Human Rights for Robots: The Artificial Intelligence Generation

After mothballing my blog for more than a year, I succumb to numerous requests for a piece. Hitherto, the use of the first-person singular has always been avoided in all my writings, especially texts that are public. With my recent preoccupation, I have adapted to different writing styles as a result of switching between academic and political writing, neither of which accepts the use of the first person as appropriate. For the purpose of distinguishing from academic or political text, this piece, I shall for the first time apply myself to the text, in relation to the topic of interest.

To-day, we spend our lives sitting in front of a computer or television, we are becoming more and more remote, like robots, lacking humanity. It is sporadic in the developed and much of the developing world, to find refuge from a screen, and even fewer places are exempted from the networks that bind all these devises together. We are colonised by a web of signals and interfaces, which has spread like a malignant tumour, beyond communication at the workplace or home, to airports, schools, churches and places of organised leisure.

While attending a concert, more often than not, the front row is made up of faces glowing behind camera lenses, with the performance being consumed from a secondary medium or often being recorded inattentively, to peruse at a later date. Being in the moment and subsequently exchanging with friends, opinions about the highlights of the night, is a thing of antiquity. Documentation has replaced experience and the self is now the selfie. At times it seems the event itself is of secondary importance to the massive digital activity that crowds around it. From the social media boosterism beforehand to the online comments emerging in the course of the event, quite similar to Sunday evening Twitter, where everybody is watching a show and busy talking about it while it is underway.

No concert, hang-out session, or party can be enjoyed without taking the time to distance yourself from what you are doing, to make sure that those in your digital world know instantly how much fun you are having. The young are engulfed in a virtual world of tweets, status updates and “posting pictures of my dinner”, where the currency of popularity is traded in likes and comments on the social-sharing apps. We are so used to being stimulated all the time, so used to being on telecommunications, are not used to sitting with their own thoughts.

In examining the development of technology, particularly post the 3rd Industrial Revolution, analysis must focus on what the physical medium entails, to assist in determining how it influences our thinking, feelings and actions. The internet in no longer a medium that we access at certain moments through designated devices, but rather an environment we are permanently occupying, always on, transmitting and receiving. This has severe impacts on the development of humans as a race.

Without qualified medical diagnosis, I am certain that I am not thinking today as I used to.

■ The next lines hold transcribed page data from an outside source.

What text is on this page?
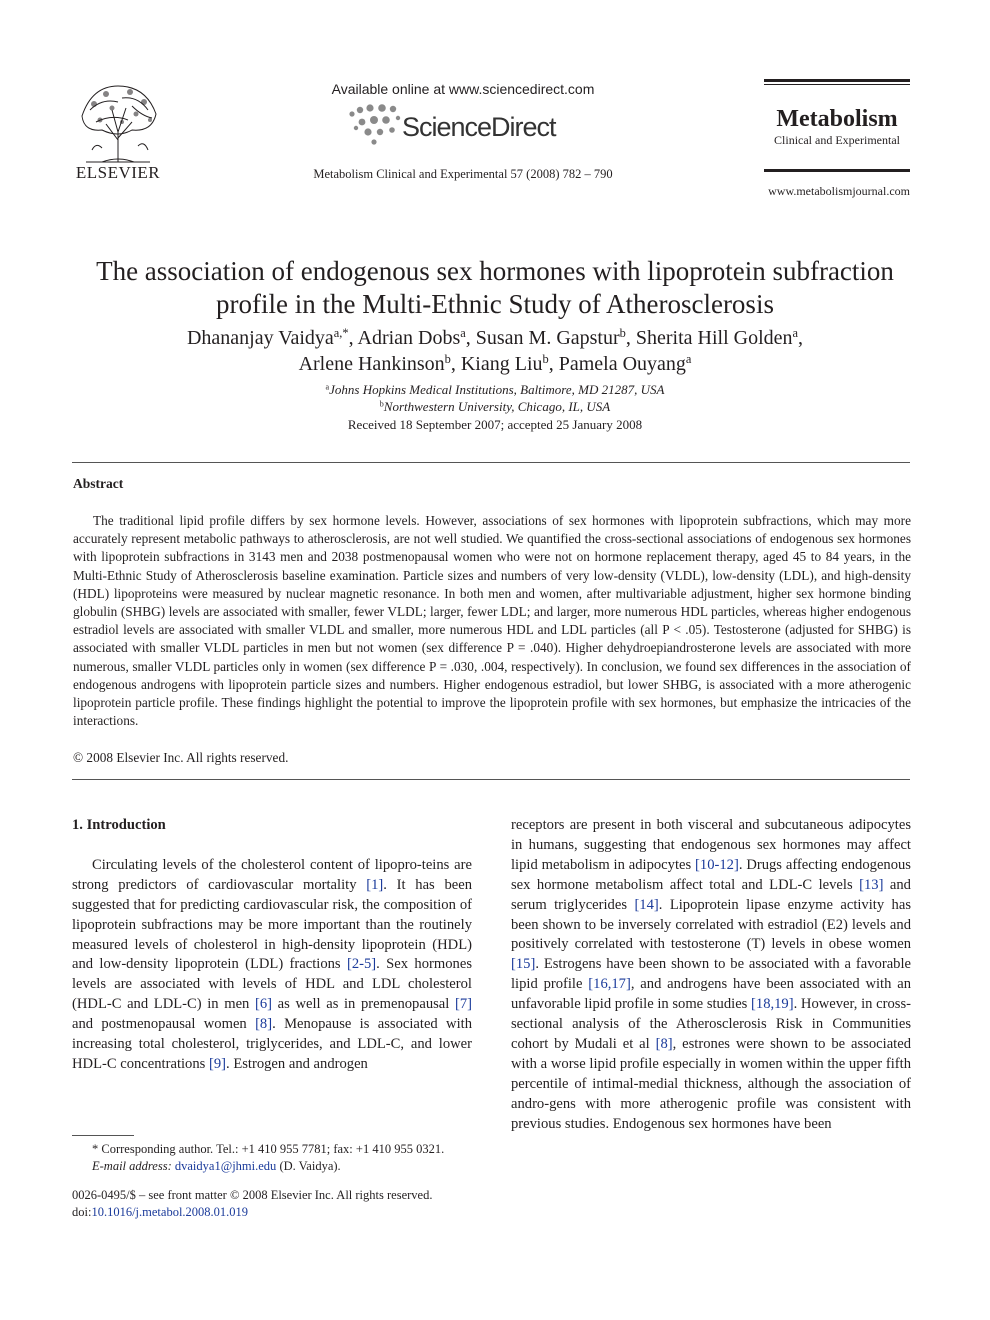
ELSEVIER
Available online at www.sciencedirect.com
ScienceDirect
Metabolism Clinical and Experimental 57 (2008) 782 – 790
Metabolism
Clinical and Experimental
www.metabolismjournal.com
The association of endogenous sex hormones with lipoprotein subfraction
profile in the Multi-Ethnic Study of Atherosclerosis
Dhananjay Vaidya$^{a,*}$, Adrian Dobs$^a$, Susan M. Gapstur$^b$, Sherita Hill Golden$^a$,
Arlene Hankinson$^b$, Kiang Liu$^b$, Pamela Ouyang$^a$
$^a$Johns Hopkins Medical Institutions, Baltimore, MD 21287, USA
$^b$Northwestern University, Chicago, IL, USA
Received 18 September 2007; accepted 25 January 2008
Abstract

The traditional lipid profile differs by sex hormone levels. However, associations of sex hormones with lipoprotein subfractions, which may more accurately represent metabolic pathways to atherosclerosis, are not well studied. We quantified the cross-sectional associations of endogenous sex hormones with lipoprotein subfractions in 3143 men and 2038 postmenopausal women who were not on hormone replacement therapy, aged 45 to 84 years, in the Multi-Ethnic Study of Atherosclerosis baseline examination. Particle sizes and numbers of very low-density (VLDL), low-density (LDL), and high-density (HDL) lipoproteins were measured by nuclear magnetic resonance. In both men and women, after multivariable adjustment, higher sex hormone binding globulin (SHBG) levels are associated with smaller, fewer VLDL; larger, fewer LDL; and larger, more numerous HDL particles, whereas higher endogenous estradiol levels are associated with smaller VLDL and smaller, more numerous HDL and LDL particles (all P < .05). Testosterone (adjusted for SHBG) is associated with smaller VLDL particles in men but not women (sex difference P = .040). Higher dehydroepiandrosterone levels are associated with more numerous, smaller VLDL particles only in women (sex difference P = .030, .004, respectively). In conclusion, we found sex differences in the association of endogenous androgens with lipoprotein particle sizes and numbers. Higher endogenous estradiol, but lower SHBG, is associated with a more atherogenic lipoprotein particle profile. These findings highlight the potential to improve the lipoprotein profile with sex hormones, but emphasize the intricacies of the interactions.

© 2008 Elsevier Inc. All rights reserved.

1. Introduction

Circulating levels of the cholesterol content of lipopro-teins are strong predictors of cardiovascular mortality [1]. It has been suggested that for predicting cardiovascular risk, the composition of lipoprotein subfractions may be more important than the routinely measured levels of cholesterol in high-density lipoprotein (HDL) and low-density lipoprotein (LDL) fractions [2-5]. Sex hormones levels are associated with levels of HDL and LDL cholesterol (HDL-C and LDL-C) in men [6] as well as in premenopausal [7] and postmenopausal women [8]. Menopause is associated with increasing total cholesterol, triglycerides, and LDL-C, and lower HDL-C concentrations [9]. Estrogen and androgen

receptors are present in both visceral and subcutaneous adipocytes in humans, suggesting that endogenous sex hormones may affect lipid metabolism in adipocytes [10-12]. Drugs affecting endogenous sex hormone metabolism affect total and LDL-C levels [13] and serum triglycerides [14]. Lipoprotein lipase enzyme activity has been shown to be inversely correlated with estradiol (E2) levels and positively correlated with testosterone (T) levels in obese women [15]. Estrogens have been shown to be associated with a favorable lipid profile [16,17], and androgens have been associated with an unfavorable lipid profile in some studies [18,19]. However, in cross-sectional analysis of the Atherosclerosis Risk in Communities cohort by Mudali et al [8], estrones were shown to be associated with a worse lipid profile especially in women within the upper fifth percentile of intimal-medial thickness, although the association of andro-gens with more atherogenic profile was consistent with previous studies. Endogenous sex hormones have been

* Corresponding author. Tel.: +1 410 955 7781; fax: +1 410 955 0321.
E-mail address: dvaidya1@jhmi.edu (D. Vaidya).
0026-0495/$ – see front matter © 2008 Elsevier Inc. All rights reserved.
doi:10.1016/j.metabol.2008.01.019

Over the past few years, I have experienced an uncomfortable evolution in my brain, with my neural circuitry remapped, and memory reprogrammed. Whether online or not, my mind has adapted to taking information the way the internet distributes it. Reading printed text is a hustle, my concentration drifts after a few paragraphs, followed by immediate fidgeting, the I lose the thread and look for something else to do. Instead of reading from left to right, top to bottom and absorbing the entire piece, I skim around the page, looking out for key information, like in a web page.

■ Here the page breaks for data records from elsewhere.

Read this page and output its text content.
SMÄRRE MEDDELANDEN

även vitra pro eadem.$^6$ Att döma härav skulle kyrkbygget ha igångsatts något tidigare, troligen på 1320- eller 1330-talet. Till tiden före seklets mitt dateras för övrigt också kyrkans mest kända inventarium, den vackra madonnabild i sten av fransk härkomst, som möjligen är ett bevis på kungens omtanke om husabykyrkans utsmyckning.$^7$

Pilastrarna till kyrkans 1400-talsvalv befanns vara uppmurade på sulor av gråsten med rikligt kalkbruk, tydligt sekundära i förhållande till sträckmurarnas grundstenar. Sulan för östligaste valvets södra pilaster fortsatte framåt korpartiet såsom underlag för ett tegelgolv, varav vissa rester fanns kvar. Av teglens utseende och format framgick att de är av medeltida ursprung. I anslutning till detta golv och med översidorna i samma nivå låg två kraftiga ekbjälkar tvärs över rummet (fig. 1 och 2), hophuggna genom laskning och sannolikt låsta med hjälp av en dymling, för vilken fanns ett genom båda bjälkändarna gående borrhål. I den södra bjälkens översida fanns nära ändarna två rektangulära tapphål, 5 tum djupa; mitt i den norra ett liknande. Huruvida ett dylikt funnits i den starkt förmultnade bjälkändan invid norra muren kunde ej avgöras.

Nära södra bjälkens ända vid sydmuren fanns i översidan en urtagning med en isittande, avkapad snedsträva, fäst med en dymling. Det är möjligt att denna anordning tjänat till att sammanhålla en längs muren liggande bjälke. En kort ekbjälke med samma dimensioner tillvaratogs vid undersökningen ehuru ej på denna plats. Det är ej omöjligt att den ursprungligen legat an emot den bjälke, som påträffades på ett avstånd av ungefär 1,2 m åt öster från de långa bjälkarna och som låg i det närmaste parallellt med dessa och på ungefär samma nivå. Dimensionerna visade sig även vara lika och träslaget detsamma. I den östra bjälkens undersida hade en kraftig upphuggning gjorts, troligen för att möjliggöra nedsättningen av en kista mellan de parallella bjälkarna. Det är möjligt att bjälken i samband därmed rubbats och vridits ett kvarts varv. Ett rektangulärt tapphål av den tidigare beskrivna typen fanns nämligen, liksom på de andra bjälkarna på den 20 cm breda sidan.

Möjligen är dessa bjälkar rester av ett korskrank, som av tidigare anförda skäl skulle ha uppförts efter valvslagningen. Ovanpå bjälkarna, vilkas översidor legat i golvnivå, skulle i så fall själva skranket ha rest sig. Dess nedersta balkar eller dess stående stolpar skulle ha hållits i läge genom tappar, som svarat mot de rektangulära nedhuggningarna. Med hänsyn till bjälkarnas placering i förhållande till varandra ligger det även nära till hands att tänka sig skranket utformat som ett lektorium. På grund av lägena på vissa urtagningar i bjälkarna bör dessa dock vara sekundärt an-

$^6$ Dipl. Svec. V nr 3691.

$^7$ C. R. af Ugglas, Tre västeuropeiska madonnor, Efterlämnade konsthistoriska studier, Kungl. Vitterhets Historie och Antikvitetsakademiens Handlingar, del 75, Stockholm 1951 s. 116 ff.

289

It is true that following a prolonged time on the internet, one struggles to readjust to non-digitalised elements of our daily life. This corroborates medical assertions that “our brain is modified on a substantial scale, physically and functionally, each time we learn a new skill or develop a new ability”, such a rumination ascertains that the internet has power to cause fundamental changes to our mental makeup.

When used excessively, digital technology- such as internet use, smart phones and computers- cause deterioration of brain function, which is medically referred to as Digital Dementia. This is characterised by unbalanced brain development, with heavy users developing their left brains more than the right. The right side of the brain is associated with creativity and emotional thought, factors that deteriorate as we invariably rely on Apps, we then develop what I call “Is there an app for that Syndrome”.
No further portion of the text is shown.